From: Kirill A. Shutemov
Date: Mon Jul 24 2023 - 19:19:38 EST


On Thu, Jul 13, 2023 at 02:43:39PM +0000, Michael Kelley (LINUX) wrote:
> From: Kirill A. Shutemov <kirill@xxxxxxxxxxxxx> Sent: Saturday, July 8, 2023 11:09 PM
> >
> > On Sat, Jul 08, 2023 at 11:53:08PM +0000, Michael Kelley (LINUX) wrote:
> > > From: Kirill A. Shutemov <kirill@xxxxxxxxxxxxx> Sent: Friday, July 7, 2023 7:07 AM
> > > >
> > > > On Thu, Jul 06, 2023 at 04:48:32PM +0000, Michael Kelley (LINUX) wrote:
> > > > > From: Kirill A. Shutemov <kirill.shutemov@xxxxxxxxxxxxxxx> Sent: Tuesday, June 6,
> > 2023 2:56 AM
> > >
> > > [snip]
> > >
> > > >
> > > > It only addresses the problem that happens on transition, but
> > > > load_unaligned_zeropad() is still a problem for the shared mappings in
> > > > general, after transition is complete. Like if load_unaligned_zeropad()
> > > > steps from private to shared mapping and shared mapping triggers #VE,
> > > > kernel should be able to handle it.
> > >
> > > I'm showing my ignorance of TDX architectural details, but what's the
> > > situation where shared mappings in general can trigger a #VE? How
> > > do such situations get handled for references that aren't from
> > > load_unaligned_zeropad()?
> > >
> >
> > Shared mappings are under host/VMM control. It can just not map the page
> > in shared-ept and trigger ept-violation #VE.
>
> I know you are out on vacation, but let me follow up now for further
> discussion when you are back.
>
> Isn't the scenario you are describing a malfunctioning or malicious
> host/VMM? Would what you are describing be done as part of normal
> operation? Kernel code must have switched the page from private to
> shared for some purpose. As soon as that code (which presumably
> does not have any entry in the exception table) touches the page, it
> would take the #VE and the enter the die path because there's no fixup.
> So is there value in having load_unaligned_zeropad() handle the #VE and
> succeed where a normal reference would fail?
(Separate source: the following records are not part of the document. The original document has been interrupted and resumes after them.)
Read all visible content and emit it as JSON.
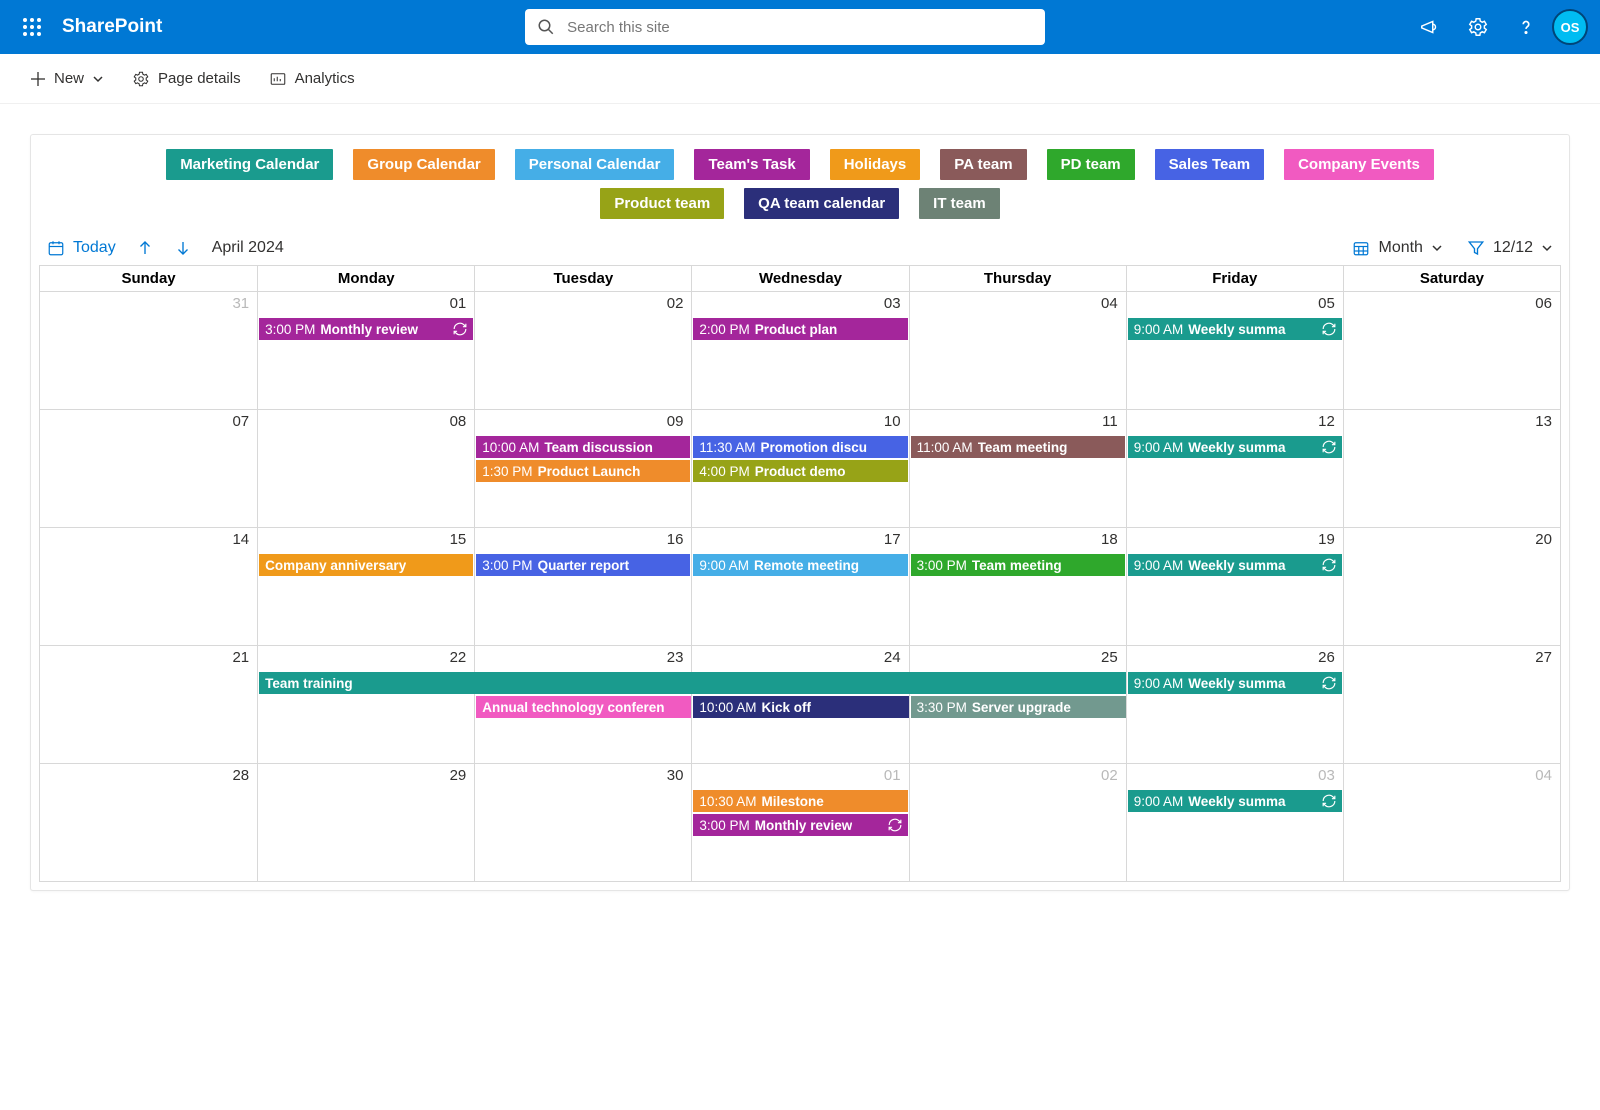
{
  "app": {
    "name": "SharePoint"
  },
  "search": {
    "placeholder": "Search this site"
  },
  "cmdbar": {
    "new": "New",
    "pageDetails": "Page details",
    "analytics": "Analytics"
  },
  "chips": [
    {
      "label": "Marketing Calendar",
      "color": "c-teal"
    },
    {
      "label": "Group Calendar",
      "color": "c-orange"
    },
    {
      "label": "Personal Calendar",
      "color": "c-ltblue"
    },
    {
      "label": "Team's Task",
      "color": "c-purple"
    },
    {
      "label": "Holidays",
      "color": "c-amber"
    },
    {
      "label": "PA team",
      "color": "c-brown"
    },
    {
      "label": "PD team",
      "color": "c-green"
    },
    {
      "label": "Sales Team",
      "color": "c-blue"
    },
    {
      "label": "Company Events",
      "color": "c-pink"
    },
    {
      "label": "Product team",
      "color": "c-olive"
    },
    {
      "label": "QA team calendar",
      "color": "c-navy"
    },
    {
      "label": "IT team",
      "color": "c-slate"
    }
  ],
  "toolbar": {
    "today": "Today",
    "heading": "April 2024",
    "view": "Month",
    "filter": "12/12"
  },
  "dow": [
    "Sunday",
    "Monday",
    "Tuesday",
    "Wednesday",
    "Thursday",
    "Friday",
    "Saturday"
  ],
  "weeks": [
    {
      "days": [
        {
          "num": "31",
          "faded": true,
          "events": []
        },
        {
          "num": "01",
          "events": [
            {
              "time": "3:00 PM",
              "name": "Monthly review",
              "color": "c-purple",
              "recur": true
            }
          ]
        },
        {
          "num": "02",
          "events": []
        },
        {
          "num": "03",
          "events": [
            {
              "time": "2:00 PM",
              "name": "Product plan",
              "color": "c-purple"
            }
          ]
        },
        {
          "num": "04",
          "events": []
        },
        {
          "num": "05",
          "events": [
            {
              "time": "9:00 AM",
              "name": "Weekly summa",
              "color": "c-teal",
              "recur": true
            }
          ]
        },
        {
          "num": "06",
          "events": []
        }
      ]
    },
    {
      "days": [
        {
          "num": "07",
          "events": []
        },
        {
          "num": "08",
          "events": []
        },
        {
          "num": "09",
          "events": [
            {
              "time": "10:00 AM",
              "name": "Team discussion",
              "color": "c-purple"
            },
            {
              "time": "1:30 PM",
              "name": "Product Launch",
              "color": "c-orange"
            }
          ]
        },
        {
          "num": "10",
          "events": [
            {
              "time": "11:30 AM",
              "name": "Promotion discu",
              "color": "c-blue"
            },
            {
              "time": "4:00 PM",
              "name": "Product demo",
              "color": "c-olive"
            }
          ]
        },
        {
          "num": "11",
          "events": [
            {
              "time": "11:00 AM",
              "name": "Team meeting",
              "color": "c-brown"
            }
          ]
        },
        {
          "num": "12",
          "events": [
            {
              "time": "9:00 AM",
              "name": "Weekly summa",
              "color": "c-teal",
              "recur": true
            }
          ]
        },
        {
          "num": "13",
          "events": []
        }
      ]
    },
    {
      "days": [
        {
          "num": "14",
          "events": []
        },
        {
          "num": "15",
          "events": [
            {
              "time": "",
              "name": "Company anniversary",
              "color": "c-amber"
            }
          ]
        },
        {
          "num": "16",
          "events": [
            {
              "time": "3:00 PM",
              "name": "Quarter report",
              "color": "c-blue"
            }
          ]
        },
        {
          "num": "17",
          "events": [
            {
              "time": "9:00 AM",
              "name": "Remote meeting",
              "color": "c-ltblue"
            }
          ]
        },
        {
          "num": "18",
          "events": [
            {
              "time": "3:00 PM",
              "name": "Team meeting",
              "color": "c-green"
            }
          ]
        },
        {
          "num": "19",
          "events": [
            {
              "time": "9:00 AM",
              "name": "Weekly summa",
              "color": "c-teal",
              "recur": true
            }
          ]
        },
        {
          "num": "20",
          "events": []
        }
      ]
    },
    {
      "days": [
        {
          "num": "21",
          "events": []
        },
        {
          "num": "22",
          "events": []
        },
        {
          "num": "23",
          "events": []
        },
        {
          "num": "24",
          "events": []
        },
        {
          "num": "25",
          "events": []
        },
        {
          "num": "26",
          "events": [
            {
              "time": "9:00 AM",
              "name": "Weekly summa",
              "color": "c-teal",
              "recur": true
            }
          ]
        },
        {
          "num": "27",
          "events": []
        }
      ],
      "spans": [
        {
          "name": "Team training",
          "color": "c-teal",
          "from": 1,
          "to": 5,
          "row": 0
        },
        {
          "name": "Annual technology conferen",
          "color": "c-pink",
          "from": 2,
          "to": 3,
          "row": 1
        },
        {
          "time": "10:00 AM",
          "name": "Kick off",
          "color": "c-navy",
          "from": 3,
          "to": 4,
          "row": 1
        },
        {
          "time": "3:30 PM",
          "name": "Server upgrade",
          "color": "c-steel",
          "from": 4,
          "to": 5,
          "row": 1
        }
      ]
    },
    {
      "days": [
        {
          "num": "28",
          "events": []
        },
        {
          "num": "29",
          "events": []
        },
        {
          "num": "30",
          "events": []
        },
        {
          "num": "01",
          "faded": true,
          "events": [
            {
              "time": "10:30 AM",
              "name": "Milestone",
              "color": "c-orange"
            },
            {
              "time": "3:00 PM",
              "name": "Monthly review",
              "color": "c-purple",
              "recur": true
            }
          ]
        },
        {
          "num": "02",
          "faded": true,
          "events": []
        },
        {
          "num": "03",
          "faded": true,
          "events": [
            {
              "time": "9:00 AM",
              "name": "Weekly summa",
              "color": "c-teal",
              "recur": true
            }
          ]
        },
        {
          "num": "04",
          "faded": true,
          "events": []
        }
      ]
    }
  ]
}
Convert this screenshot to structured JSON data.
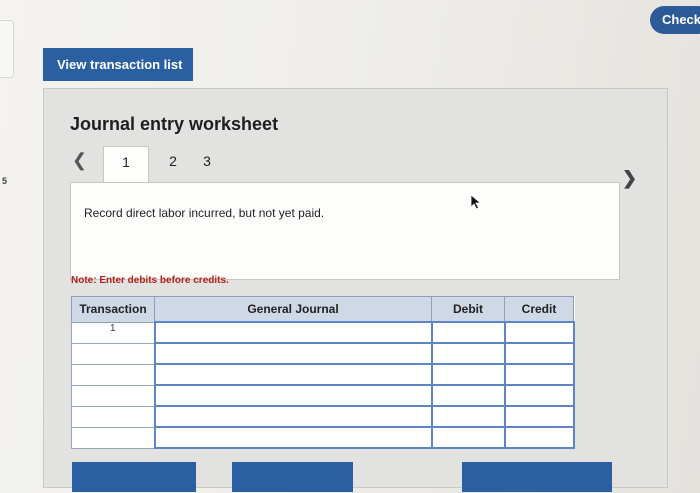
{
  "header": {
    "check_label": "Check"
  },
  "left_edge": {
    "number": "5"
  },
  "toolbar": {
    "view_transactions_label": "View transaction list"
  },
  "worksheet": {
    "title": "Journal entry worksheet",
    "tabs": [
      {
        "label": "1",
        "active": true
      },
      {
        "label": "2",
        "active": false
      },
      {
        "label": "3",
        "active": false
      }
    ],
    "prev_icon": "chevron-left-icon",
    "next_icon": "chevron-right-icon",
    "description": "Record direct labor incurred, but not yet paid.",
    "note": "Note: Enter debits before credits."
  },
  "journal_table": {
    "headers": [
      "Transaction",
      "General Journal",
      "Debit",
      "Credit"
    ],
    "rows": [
      {
        "transaction": "1",
        "account": "",
        "debit": "",
        "credit": ""
      },
      {
        "transaction": "",
        "account": "",
        "debit": "",
        "credit": ""
      },
      {
        "transaction": "",
        "account": "",
        "debit": "",
        "credit": ""
      },
      {
        "transaction": "",
        "account": "",
        "debit": "",
        "credit": ""
      },
      {
        "transaction": "",
        "account": "",
        "debit": "",
        "credit": ""
      },
      {
        "transaction": "",
        "account": "",
        "debit": "",
        "credit": ""
      }
    ]
  },
  "colors": {
    "button_blue": "#2a5fa2",
    "note_red": "#b0201a",
    "table_header": "#cfd8e6"
  }
}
#VE on shared memory is legitimately used for MMIO. But MMIO region is
usually separate from the real memory in physical address space.

But we also have DMA.

DMA pages allocated from common pool of memory and they can be next to
dentry cache that kernel accesses with load_unaligned_zeropad(). DMA pages
are shared, but they usually backed by memory and not cause #VE. However
shared memory is under full control from VMM and VMM can remove page at
any point which would make platform to deliver #VE to the guest. This is
pathological scenario, but I think it still worth handling gracefully.

> I'd still like to see the private <-> shared transition code mark the pages
> as invalid during the transition, and avoid the possibility of #VE and
> similar cases with SEV-SNP. Such approach reduces (eliminates?)
> entanglement between CoCo-specific exceptions and
> load_unaligned_zeropad(). It also greatly simplifies TD Partition cases
> and SEV-SNP cases where a paravisor is used.

I doesn't eliminates issue for TDX as the scenario above is not transient.
It can happen after memory is converted to shared.

--
Kiryl Shutsemau / Kirill A. Shutemov